Suggestions were tossed out for debate, from small delaying tactics when dealing with unruly landlords to names of charities and support groups to contact – there were a commendable number of people from said organisations in attendance. And then the extra twist. The play restarted. When an audience member had a suggestion, all they needed to do was shout ‘stop’, pop down to the stage, and take on the role of Cathy. The other actors would then react to the new direction of the scene. This isn’t something new – it’s called forum theatre – but it was my first time, despite training and working as an actor for a number of years. 

It was fascinating, and I was reminded more than once of Tim Schaeffer’s observation that writing adventure games is all about imagining the protagonist is drunk (see Shitfaced Shakespeare for a more literal translation of this on stage). Some alternatives sputtered an failed, others provided a glimmer more hope than that of the scripted drama. It was a piecemeal choose-your-own adventure. Kitchen sink drama where you could save and reload.

No one tried anything ‘dramatic’ – taking an estate agent hostage for publicity, going on a murder rampage – but that reminded me of my experience with The Circle. I was an actor playing a role. I could react how I liked and sometimes the world might react, sometimes everything would carry on just the same. Much like life.

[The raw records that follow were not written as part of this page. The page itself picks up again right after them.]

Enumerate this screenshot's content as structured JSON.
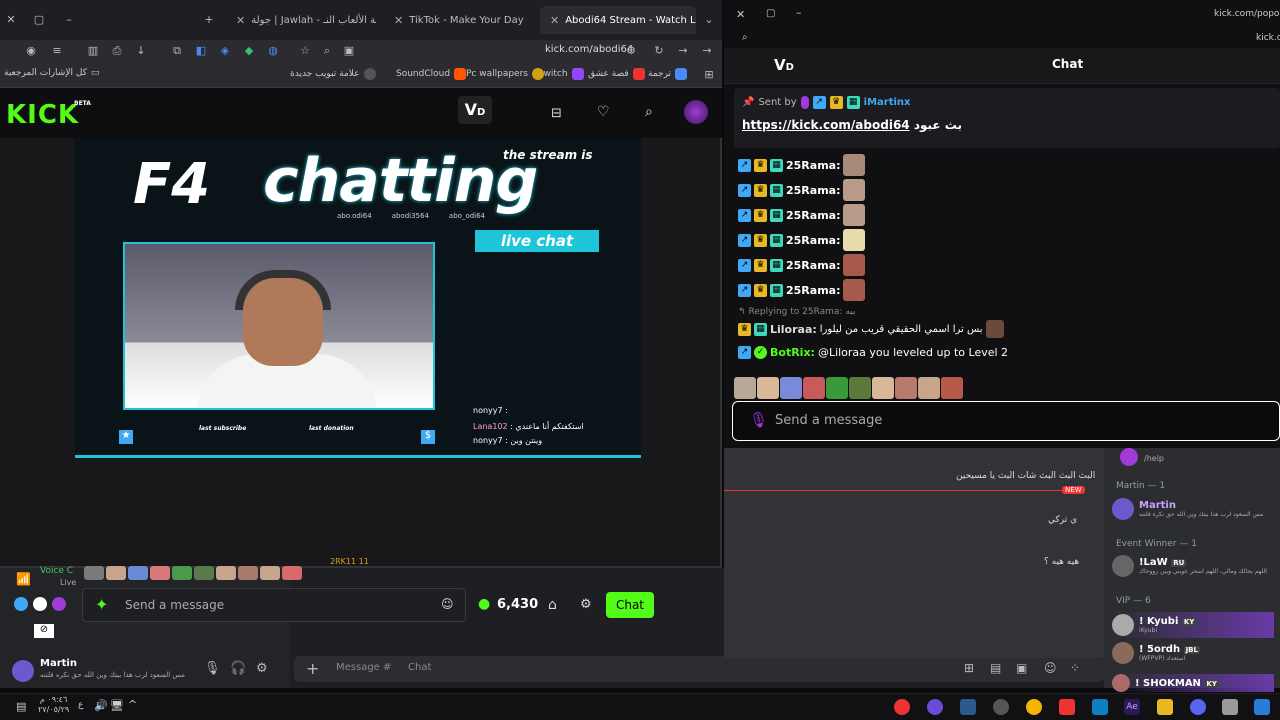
{
  "browser": {
    "tabs": [
      {
        "label": "جولة | Jawlah - منصة الألعاب النـ"
      },
      {
        "label": "TikTok - Make Your Day"
      },
      {
        "label": "Abodi64 Stream - Watch Live o"
      }
    ],
    "url": "kick.com/abodi64",
    "bookmarks": [
      "ترجمة",
      "قصة عشق",
      "twitch",
      "Pc wallpapers",
      "SoundCloud",
      "علامة تبويب جديدة",
      "كل الإشارات المرجعية"
    ]
  },
  "kick": {
    "logo": "KICK",
    "beta": "BETA",
    "stream_overlay": {
      "title": "chatting",
      "subtitle": "the stream is",
      "live_chat": "live chat",
      "last_subscribe": "last subscribe",
      "last_donation": "last donation",
      "handles": [
        "abo.odi64",
        "abodi3564",
        "abo_odi64"
      ],
      "chat_lines": [
        {
          "user": "nonyy7",
          "text": ":"
        },
        {
          "user": "Lana102",
          "text": ": استكفتكم أنا ماعندي"
        },
        {
          "user": "nonyy7",
          "text": ": وينتن وين"
        }
      ]
    }
  },
  "discord": {
    "voice_label": "Voice C",
    "live_label": "Live",
    "user_name": "Martin",
    "user_status": "مس السعود لرب هذا بيتك وين الله حق نكره فلتنه",
    "chat_placeholder": "Message #",
    "chat_channel": "Chat",
    "viewer_count": "2RK11 11",
    "kick_message_placeholder": "Send a message",
    "points": "6,430",
    "chat_button": "Chat",
    "main_messages": [
      "البث البث البث شات البث يا مسيحين",
      "NEW",
      "ي تركي",
      "هيه هيه ؟"
    ],
    "members": {
      "help_label": "/help",
      "section_martin": "Martin — 1",
      "section_event": "Event Winner — 1",
      "section_vip": "VIP — 6",
      "list": [
        {
          "name": "Martin",
          "status": "مس السعود لرب هذا بيتك وين الله حق نكره فلتنه",
          "tag": ""
        },
        {
          "name": "!LaW",
          "status": "اللهم بحالك ومالي، اللهم اسحر عويني وبين رووحاك",
          "tag": "RU"
        },
        {
          "name": "! Kyubi",
          "status": "iKyubi",
          "tag": "KY"
        },
        {
          "name": "! 5ordh",
          "status": "(WFPVP) استعداد",
          "tag": "JBL"
        },
        {
          "name": "! SHOKMAN",
          "status": "",
          "tag": "KY"
        }
      ]
    }
  },
  "popout": {
    "url": "kick.com/popout/",
    "url2": "kick.com",
    "header": "Chat",
    "pinned": {
      "sent_by_label": "Sent by",
      "sender": "iMartinx",
      "link": "https://kick.com/abodi64",
      "text": "بث عبود"
    },
    "messages": [
      {
        "user": "25Rama:"
      },
      {
        "user": "25Rama:"
      },
      {
        "user": "25Rama:"
      },
      {
        "user": "25Rama:"
      },
      {
        "user": "25Rama:"
      },
      {
        "user": "25Rama:"
      }
    ],
    "reply": {
      "replying_to": "Replying to 25Rama:",
      "reply_snippet": "ببه",
      "user": "Liloraa:",
      "text": "بس ترا اسمي الحقيقي قريب من ليلورا"
    },
    "bot": {
      "user": "BotRix:",
      "text": "@Liloraa you leveled up to Level 2"
    },
    "send_placeholder": "Send a message"
  },
  "taskbar": {
    "time": "٠٩:٤٦ م",
    "date": "٢٧/٠٥/٢٩",
    "lang": "ع"
  }
}
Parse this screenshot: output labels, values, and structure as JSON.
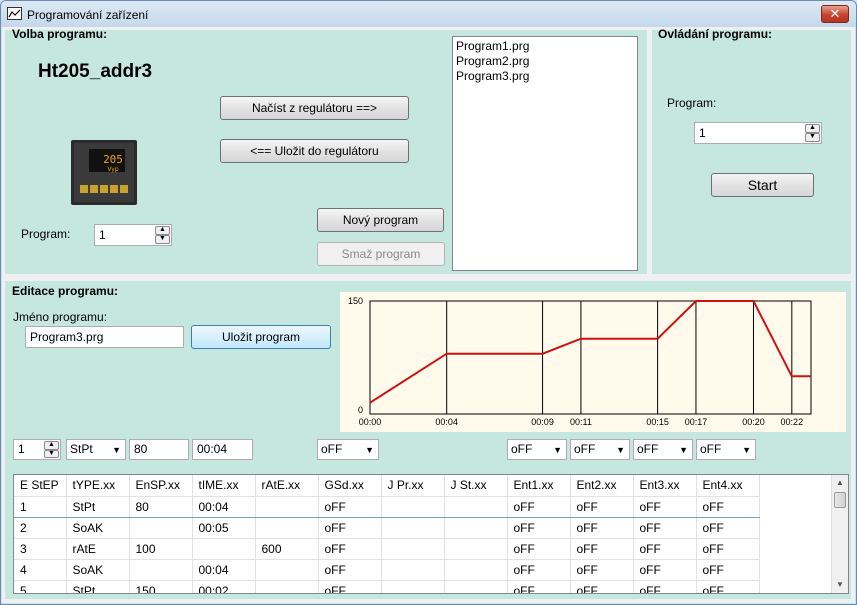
{
  "window": {
    "title": "Programování zařízení",
    "close_glyph": "✕"
  },
  "volba": {
    "label": "Volba programu:",
    "device_name": "Ht205_addr3",
    "device_display": "205",
    "device_display_sub": "Vyp",
    "program_label": "Program:",
    "program_value": "1",
    "load_button": "Načíst z regulátoru ==>",
    "save_button": "<== Uložit do regulátoru",
    "new_button": "Nový program",
    "delete_button": "Smaž program",
    "files": [
      "Program1.prg",
      "Program2.prg",
      "Program3.prg"
    ]
  },
  "ovladani": {
    "label": "Ovládání programu:",
    "program_label": "Program:",
    "program_value": "1",
    "start_button": "Start"
  },
  "editace": {
    "label": "Editace programu:",
    "name_label": "Jméno programu:",
    "name_value": "Program3.prg",
    "save_button": "Uložit program",
    "editor_row": {
      "step": "1",
      "type": "StPt",
      "ensp": "80",
      "time": "00:04",
      "gsd": "oFF",
      "ent1": "oFF",
      "ent2": "oFF",
      "ent3": "oFF",
      "ent4": "oFF"
    }
  },
  "chart_data": {
    "type": "line",
    "x": [
      "00:00",
      "00:04",
      "00:09",
      "00:11",
      "00:15",
      "00:17",
      "00:20",
      "00:22",
      "00:23"
    ],
    "tick_labels": [
      "00:00",
      "00:04",
      "00:09",
      "00:11",
      "00:15",
      "00:17",
      "00:20",
      "00:22"
    ],
    "series": [
      {
        "values": [
          15,
          80,
          80,
          100,
          100,
          150,
          150,
          50,
          50
        ]
      }
    ],
    "ylim": [
      0,
      150
    ],
    "y_ticks": [
      "150",
      "0"
    ],
    "line_color": "#cc1111",
    "grid": "vertical lines at step boundaries"
  },
  "table": {
    "columns": [
      "E StEP",
      "tYPE.xx",
      "EnSP.xx",
      "tIME.xx",
      "rAtE.xx",
      "GSd.xx",
      "J Pr.xx",
      "J St.xx",
      "Ent1.xx",
      "Ent2.xx",
      "Ent3.xx",
      "Ent4.xx"
    ],
    "rows": [
      [
        "1",
        "StPt",
        "80",
        "00:04",
        "",
        "oFF",
        "",
        "",
        "oFF",
        "oFF",
        "oFF",
        "oFF"
      ],
      [
        "2",
        "SoAK",
        "",
        "00:05",
        "",
        "oFF",
        "",
        "",
        "oFF",
        "oFF",
        "oFF",
        "oFF"
      ],
      [
        "3",
        "rAtE",
        "100",
        "",
        "600",
        "oFF",
        "",
        "",
        "oFF",
        "oFF",
        "oFF",
        "oFF"
      ],
      [
        "4",
        "SoAK",
        "",
        "00:04",
        "",
        "oFF",
        "",
        "",
        "oFF",
        "oFF",
        "oFF",
        "oFF"
      ],
      [
        "5",
        "StPt",
        "150",
        "00:02",
        "",
        "oFF",
        "",
        "",
        "oFF",
        "oFF",
        "oFF",
        "oFF"
      ]
    ]
  }
}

In the brief demo of The Circle I tried at EGX I played as a trans woman recovering from a traumatic experience. I was effectively stuck in my flat in front of my computer and unable to move around. What was so exciting about that proposition wasn’t the immersive email replying, but the ability to get angry, in character, with the content of the email I was reading, and physically fling the empty bottles of beer surrounding me against the wall. In the demo that made no difference (apart from the most fundamental difference of course – my individual experience of the game), but when it’s complete it may impact on what happens later. If someone comes to check on me, the invalid, they’ll find a collection of smashed beer bottles. What will that do to their interactions with me? Or do I want to hide the evidence and collect the shards in the bin? The developer has big ideas in that direction.

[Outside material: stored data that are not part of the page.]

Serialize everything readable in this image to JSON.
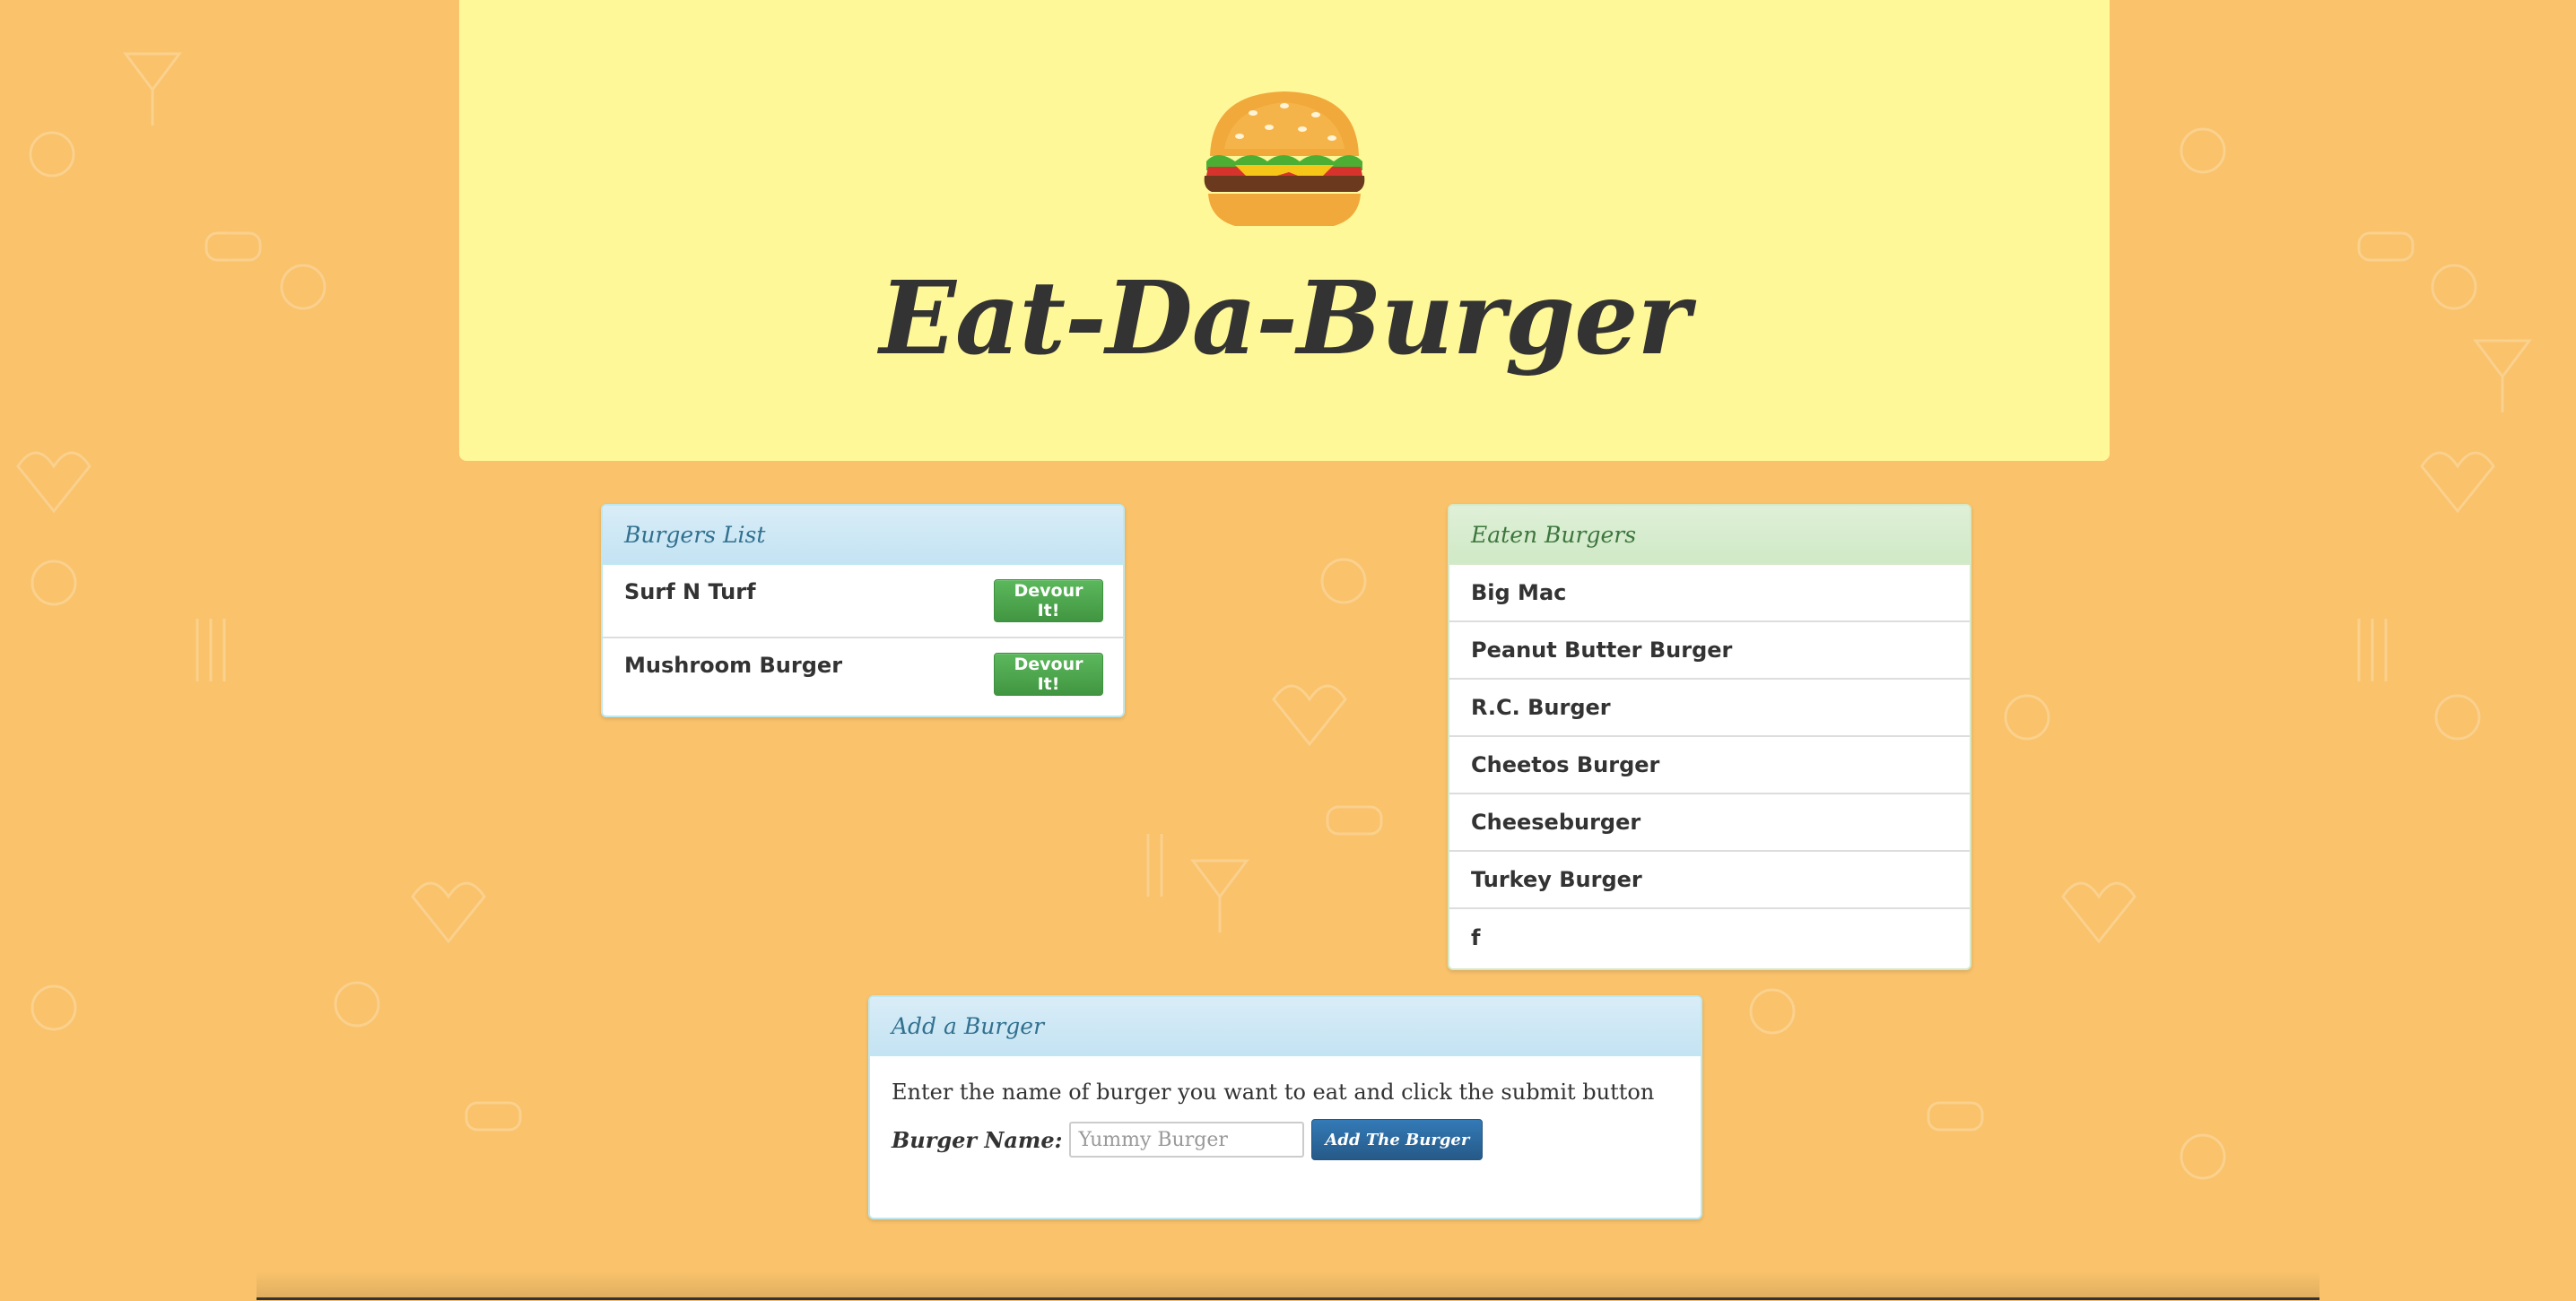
{
  "header": {
    "title": "Eat-Da-Burger",
    "logo_icon": "hamburger-icon"
  },
  "burgers_panel": {
    "heading": "Burgers List",
    "items": [
      {
        "name": "Surf N Turf",
        "button_label": "Devour It!"
      },
      {
        "name": "Mushroom Burger",
        "button_label": "Devour It!"
      }
    ]
  },
  "eaten_panel": {
    "heading": "Eaten Burgers",
    "items": [
      "Big Mac",
      "Peanut Butter Burger",
      "R.C. Burger",
      "Cheetos Burger",
      "Cheeseburger",
      "Turkey Burger",
      "f"
    ]
  },
  "add_panel": {
    "heading": "Add a Burger",
    "instructions": "Enter the name of burger you want to eat and click the submit button",
    "label": "Burger Name:",
    "input_value": "",
    "placeholder": "Yummy Burger",
    "submit_label": "Add The Burger"
  },
  "colors": {
    "background": "#f9c26b",
    "jumbotron": "#fff899",
    "info_heading": "#d9edf7",
    "success_heading": "#dff0d8",
    "devour_button": "#5cb85c",
    "primary_button": "#337ab7"
  }
}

So could this be a way for VR games to go? I really hope so. The games unveiled for PSVR so far all seem fairly standard. An amalgam of the usual suspects – a few Duck Hunt style target shooting titles, driving, shoot ’em up… Casual, if that’s a descriptor that suits. Isn’t this the time for role playing games to shine? True role playing, where you can try a scenario (whether it’s storming a castle or trying to claim benefits) in any way you see fit and have the immersive VR world adapt around you?

VR has yet to convert me, but if developers can harness it to bring us true roleplaying rather than a collection of reskinned novelties then maybe I’ll start to pay attention. Maybe there’ll be an upsurge in games actually about something more than instant gratification. Maybe we’ll have the new forms Konstantin raved about.